Objet : Projet de nouveau règlement concernant les produits transformés – Capacités des pots de produits alimentaires pour bébés et pour jeunes enfants

 

Je joins, pour information, une lettre que j’ai envoyée aujourd’hui au ministre de l’Agriculture et de l’Agroalimentaire et au ministre à la Coordination des affaires rurales au sujet du projet de règlement concernant les capacités des pots d’aliments pour bébés et pour jeunes enfants.
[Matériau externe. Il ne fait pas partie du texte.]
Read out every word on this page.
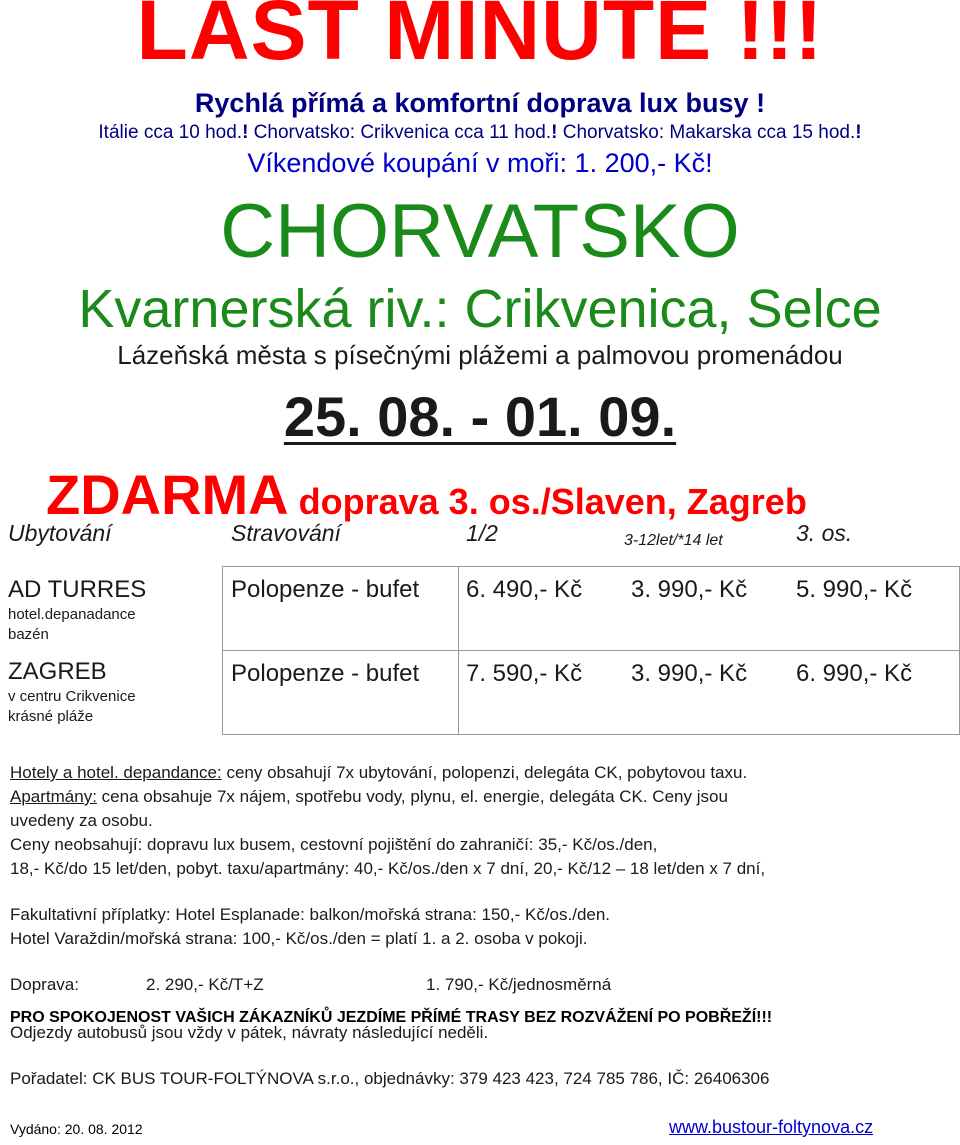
LAST MINUTE !!!
Rychlá přímá a komfortní doprava lux busy !
Itálie cca 10 hod.! Chorvatsko: Crikvenica cca 11 hod.! Chorvatsko: Makarska cca 15 hod.!
Víkendové koupání v moři: 1. 200,- Kč!
CHORVATSKO
Kvarnerská riv.: Crikvenica, Selce
Lázeňská města s písečnými plážemi a palmovou promenádou
25. 08. - 01. 09.
ZDARMA doprava 3. os./Slaven, Zagreb
Ubytování	Stravování	1/2	3-12let/*14 let	3. os.
AD TURRES
hotel.depanadance
bazén
Polopenze - bufet 6. 490,- Kč 3. 990,- Kč 5. 990,- Kč
ZAGREB
v centru Crikvenice
krásné pláže
Polopenze - bufet 7. 590,- Kč 3. 990,- Kč 6. 990,- Kč
Hotely a hotel. depandance: ceny obsahují 7x ubytování, polopenzi, delegáta CK, pobytovou taxu.
Apartmány: cena obsahuje 7x nájem, spotřebu vody, plynu, el. energie, delegáta CK. Ceny jsou
uvedeny za osobu.
Ceny neobsahují: dopravu lux busem, cestovní pojištění do zahraničí: 35,- Kč/os./den,
18,- Kč/do 15 let/den, pobyt. taxu/apartmány: 40,- Kč/os./den x 7 dní, 20,- Kč/12 – 18 let/den x 7 dní,
Fakultativní příplatky: Hotel Esplanade: balkon/mořská strana: 150,- Kč/os./den.
Hotel Varaždin/mořská strana: 100,- Kč/os./den = platí 1. a 2. osoba v pokoji.
Doprava:	2. 290,- Kč/T+Z	1. 790,- Kč/jednosměrná
PRO SPOKOJENOST VAŠICH ZÁKAZNÍKŮ JEZDÍME PŘÍMÉ TRASY BEZ ROZVÁŽENÍ PO POBŘEŽÍ!!!
Odjezdy autobusů jsou vždy v pátek, návraty následující neděli.
Pořadatel: CK BUS TOUR-FOLTÝNOVA s.r.o., objednávky: 379 423 423, 724 785 786, IČ: 26406306
Vydáno: 20. 08. 2012	www.bustour-foltynova.cz
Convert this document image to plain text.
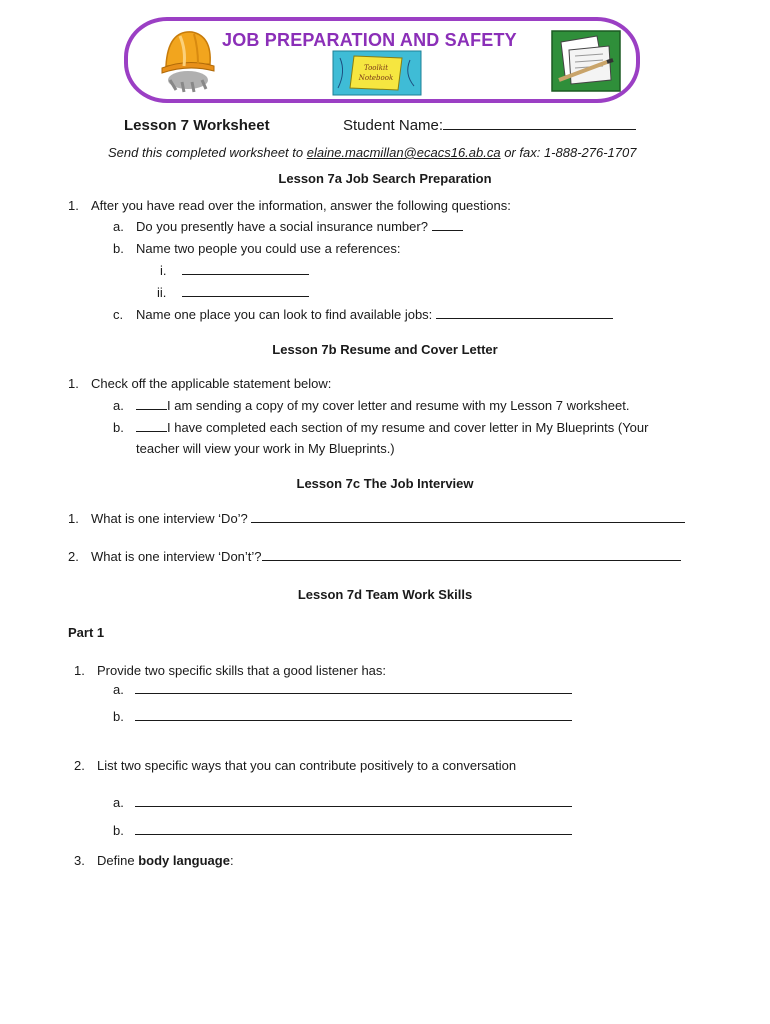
JOB PREPARATION AND SAFETY
Toolkit
Notebook
Lesson 7 Worksheet	Student Name:
Send this completed worksheet to elaine.macmillan@ecacs16.ab.ca or fax: 1-888-276-1707
Lesson 7a Job Search Preparation
1. After you have read over the information, answer the following questions:
a. Do you presently have a social insurance number?
b. Name two people you could use a references:
i.
ii.
c. Name one place you can look to find available jobs:
Lesson 7b Resume and Cover Letter
1. Check off the applicable statement below:
a.	I am sending a copy of my cover letter and resume with my Lesson 7 worksheet.
b.	I have completed each section of my resume and cover letter in My Blueprints (Your
teacher will view your work in My Blueprints.)
Lesson 7c The Job Interview
1. What is one interview ‘Do’?
2. What is one interview ‘Don’t’?
Lesson 7d Team Work Skills
Part 1
1. Provide two specific skills that a good listener has:
a.
b.
2. List two specific ways that you can contribute positively to a conversation
a.
b.
3. Define body language:
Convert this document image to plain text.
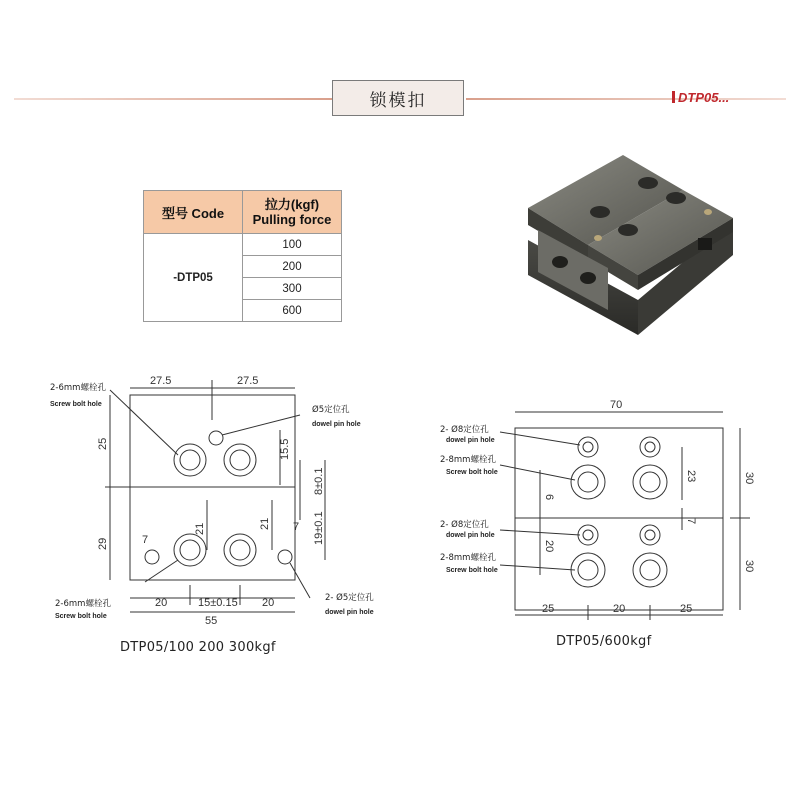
锁模扣	DTP05...
型号 Code	拉力(kgf)
Pulling force

-DTP05	100
	200
	300
	600
27.5	27.5
25
29
20	15±0.15 20
55
15.5
8±0.1
21	19±0.1
21
7
7
2-6mm螺栓孔
Screw bolt hole
Ø5定位孔
dowel pin hole
2-6mm螺栓孔
Screw bolt hole
2- Ø5定位孔
dowel pin hole
DTP05/100 200 300kgf
70
30
30
23
6
7
20
25	20	25
2- Ø8定位孔
dowel pin hole
2-8mm螺栓孔
Screw bolt hole
2- Ø8定位孔
dowel pin hole
2-8mm螺栓孔
Screw bolt hole
DTP05/600kgf
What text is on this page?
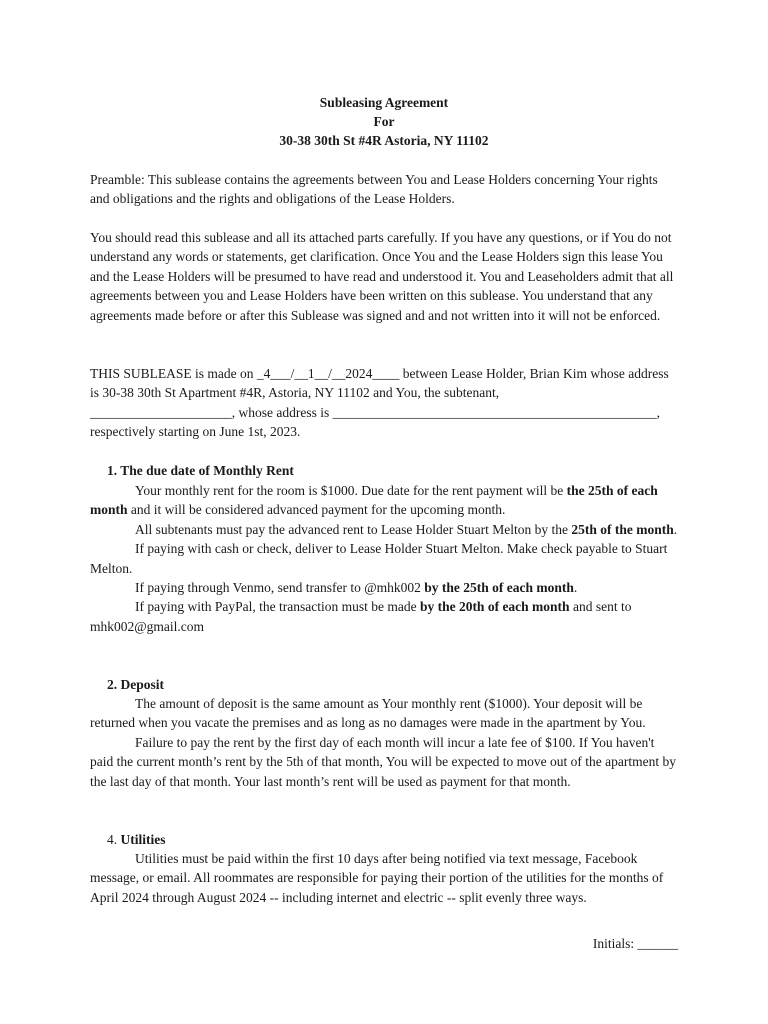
Subleasing Agreement
For
30-38 30th St #4R Astoria, NY 11102

Preamble: This sublease contains the agreements between You and Lease Holders concerning Your rights and obligations and the rights and obligations of the Lease Holders.

You should read this sublease and all its attached parts carefully. If you have any questions, or if You do not understand any words or statements, get clarification. Once You and the Lease Holders sign this lease You and the Lease Holders will be presumed to have read and understood it. You and Leaseholders admit that all agreements between you and Lease Holders have been written on this sublease. You understand that any agreements made before or after this Sublease was signed and and not written into it will not be enforced.

THIS SUBLEASE is made on _4___/__1__/__2024____ between Lease Holder, Brian Kim whose address is 30-38 30th St Apartment #4R, Astoria, NY 11102 and You, the subtenant,
_____________________, whose address is ________________________________________________,
respectively starting on June 1st, 2023.

1. The due date of Monthly Rent

Your monthly rent for the room is $1000. Due date for the rent payment will be the 25th of each month and it will be considered advanced payment for the upcoming month.

All subtenants must pay the advanced rent to Lease Holder Stuart Melton by the 25th of the month.

If paying with cash or check, deliver to Lease Holder Stuart Melton. Make check payable to Stuart Melton.

If paying through Venmo, send transfer to @mhk002 by the 25th of each month.

If paying with PayPal, the transaction must be made by the 20th of each month and sent to mhk002@gmail.com

2. Deposit

The amount of deposit is the same amount as Your monthly rent ($1000). Your deposit will be returned when you vacate the premises and as long as no damages were made in the apartment by You.

Failure to pay the rent by the first day of each month will incur a late fee of $100. If You haven't paid the current month’s rent by the 5th of that month, You will be expected to move out of the apartment by the last day of that month. Your last month’s rent will be used as payment for that month.

4. Utilities

Utilities must be paid within the first 10 days after being notified via text message, Facebook message, or email. All roommates are responsible for paying their portion of the utilities for the months of April 2024 through August 2024 -- including internet and electric -- split evenly three ways.

Initials: ______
Je l’ai fait conformément à ma mission  de promotion de la concurrence en examinant les initiatives réglementaires qui imposent des contraintes aux marchés.

 

Plus précisément, le Bureau de la concurrence craint que le projet de règlement, tel qu’il s’applique aux fruits et légumes en conserve, s’il est pris, n’empêche le lancement de nouveaux produits alimentaires pour bébés faisant concurrence au seul fabricant au pays, Heinz Canada, et réduise ainsi l’éventail de choix des consommateurs.

 

C’est avec plaisir que je vous rencontrerai ou que je vous fournirai des renseignements supplémentaires si des questions se posent ou si vous voulez discuter de l’affaire.

 

 

[18]           Vu les éléments de preuve que j’ai examinés, voici mes  conclusions :

  1. Les projets d’essai de mise en marché de Gerber ne justifient aucune réserve sur le plan de la santé;
  2. L’Agence ne dispose d’aucun document sur lequel elle peut se fonder pour tirer des conclusions au sujet de ce qu’était la « structure commerciale habituelle du secteur [des aliments pour bébés] ». Sans énumérer tous les différents facteurs, disons qu’il y a par exemple la question de la durée pendant laquelle la structure doit être examinée, la définition du secteur en cause, la question de savoir si les pratiques monopolistiques doivent être considérées comme faisant partie de la structure commerciale habituelle;
  3. Dans la mesure où le secteur en cause constituait essentiellement un monopole pour Heinz, le Bureau de la concurrence nourrit de sérieuses réserves. On ne saurait dire que ce monopole forme une « structure commerciale habituelle ».
  4. L’Agence ne s’est pas efforcée d’obtenir l’avis des « intéressés », tels que d’autres fabricants, des détaillants ou des consommateurs, et elle n’avait entre les mains aucun renseignement, sauf ceux qui avaient été produits par Heinz, celle-ci  ayant proféré, sans excès de subtilité, la menace de réexaminer ce qu’elle a appelé ses options en matière d’investissement.
  5. Au moins six mois avant que la décision « provisoire » soit prise, l’Agence a eu à remettre un projet de lettre de refus. Rien ne montre qu’un projet de lettre d’acceptation ait été préparé.

 

LES QUESTIONS QUI NE SONT PAS EN LITIGE

[19]           À l’audience, les avocats des demanderesses ont renoncé à demander à la Cour de se prononcer sur la question, soulevée dans leur mémoire des arguments, de savoir si le directeur était autorisé à prendre les décisions ici en cause. Deuxièmement, les avocats des demanderesses et l’avocat des défendeurs ont convenu qu’aucune question ni aucune distinction ne serait plaidée en ce qui concerne la décision « provisoire » du 29 janvier 2007 et la décision « définitive » du 2 novembre 2007. Il a été convenu que la Cour devait étudier l’affaire en tenant pour acquis que l’Agence a refusé d’autoriser Gerber à effectuer un essai de mise en marché comme elle l’avait demandé.

 

LES QUESTIONS SUR LESQUELLES LA COUR EST APPELÉE À SE PRONONCER

[20]           Vu les observations des avocats des demanderesses et par l’avocat des défendeurs, la Cour n’est désormais appelée à se prononcer que sur les questions suivantes  :

a.       L’alinéa 9.1(5)a) du Règlement sur les produits transformés, DORS/82‑701 (C.R.C., ch. 291), tel qu’il a été modifié à DORS/94‑465, est‑il ultra vires  de la loi habilitante, à savoir la Loi sur les produits agricoles au Canada, L.R.C. 1985 (4e suppl.), ch. 20?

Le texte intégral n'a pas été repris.